A black and white photograph of a man standing outside a brick walled burial ground.
The Grade II listed Muslim burial ground at Horsell Common in Surrey, established in 1917 to inter soldiers of the Indian Army who died in war hospitals on the south coast. © Historic England Archive. BL23738/006.

Not only on the front line but also in the Labour Corps on construction projects, such as the Chinese Wall sea defences at Orford Ness, Suffolk, and the Western Front handling supplies and building camps.

9. Buildings in London were damaged during the war

During the First World War, Britain was the first country to suffer an attack from a sustained, strategic, aerial bombing offensive.

A black and white photograph of a damaged church window.
Zeppelin raid damage to a window in the chapel at Lincoln’s Inn in London, photographed in 1915. © Historic England Archive.
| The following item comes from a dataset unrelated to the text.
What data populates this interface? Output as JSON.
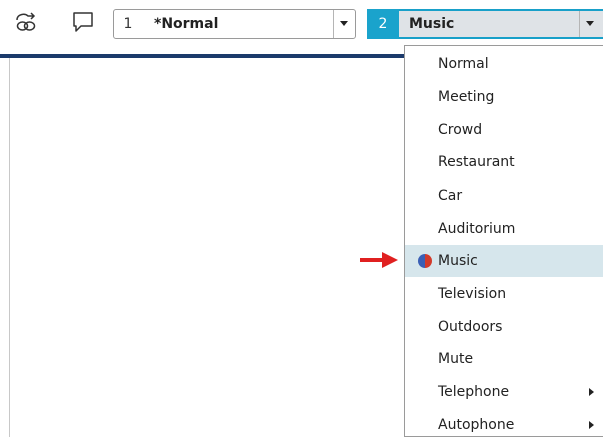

DD55/00003.

Bombing by German airships alone killed 557 people, and in London, many historic buildings were damaged, including this medieval window in Lincoln’s Inn, London.

In the City, plaques and scarred buildings still bear witness to these attacks.

10. Major advances were made in prosthetics

Many servicemen lost limbs or were severely disfigured during the war.

A black and white photograph of a man in a hospital bed with a prosthetic leg.
A man sits beside his prosthetic leg at Queen Mary’s Hospital, Roehampton, the main English limb-fitting hospital. © Historic England Archive. BL24278.

This led to great advances in developing and producing prosthetic limbs and pioneering plastic surgery.


Further reading

6 comments on “10 Things You Should Know About the First World War

  1. Reblogged this on Karl Quinney.

  2. Erik Von Norden

    I came across your blog over at First Night History. Sobering, yet very informative. Thanks for helping to dispel these myths.

  3. Reblogged this on History, Archaeology, Folklore and so on and commented:
    10 Things You Should Know About WWI

  4. the you should know about

    is that Assassination Sparks War
    The assassination of Austrian Archduke Franz Ferdinand on 28 June 1914 set off a chain of events that led to war in early August 1914.The assassination was traced to a Serbian extremist group that wanted to increase Serbian power in the Balkans by breaking up the Austro-Hungarian Empire.The Austro-Hungarian Empire attacked Serbia in response.
    Germany supported Austria-Hungary, while Russia sided with its traditional ally, Serbia.
    When Russia mobilized its military forces at the end of July, Germany sought to avoid a two-front war by a quick invasion of France, Russia’s main ally.German troops moved on France by invading Belgium, a country that had been neutral for nearly one hundred years, on 3 August. Britain, fulfilling its obligations to support Belgian neutrality, declared war the next day.On 4 August 1914, Canada, as a member of the British Empire, was at war.

  5. robin you

    war is not cool and should not happen world peace

  6. 10 very good points; may I add another?

    As far as the British Empire was concerned, the first and last military actions of the War took place in Africa.

    The first shots fired by troops under British command were fired by men of tha Gold Coast Regiment who invaded the neighbouring German colony of Togo to attack and destroy an important radio transmitter. This was before British soldiers engaged with German forces that had invaded Belgium.

    At the end of WW1, German forces in East Africa continued to fight for two weeks after the Armistice on 11 November. It was difficult to persuade them that orders had been given to end hostilities because they had lost all means of communicating with their government in Berlin.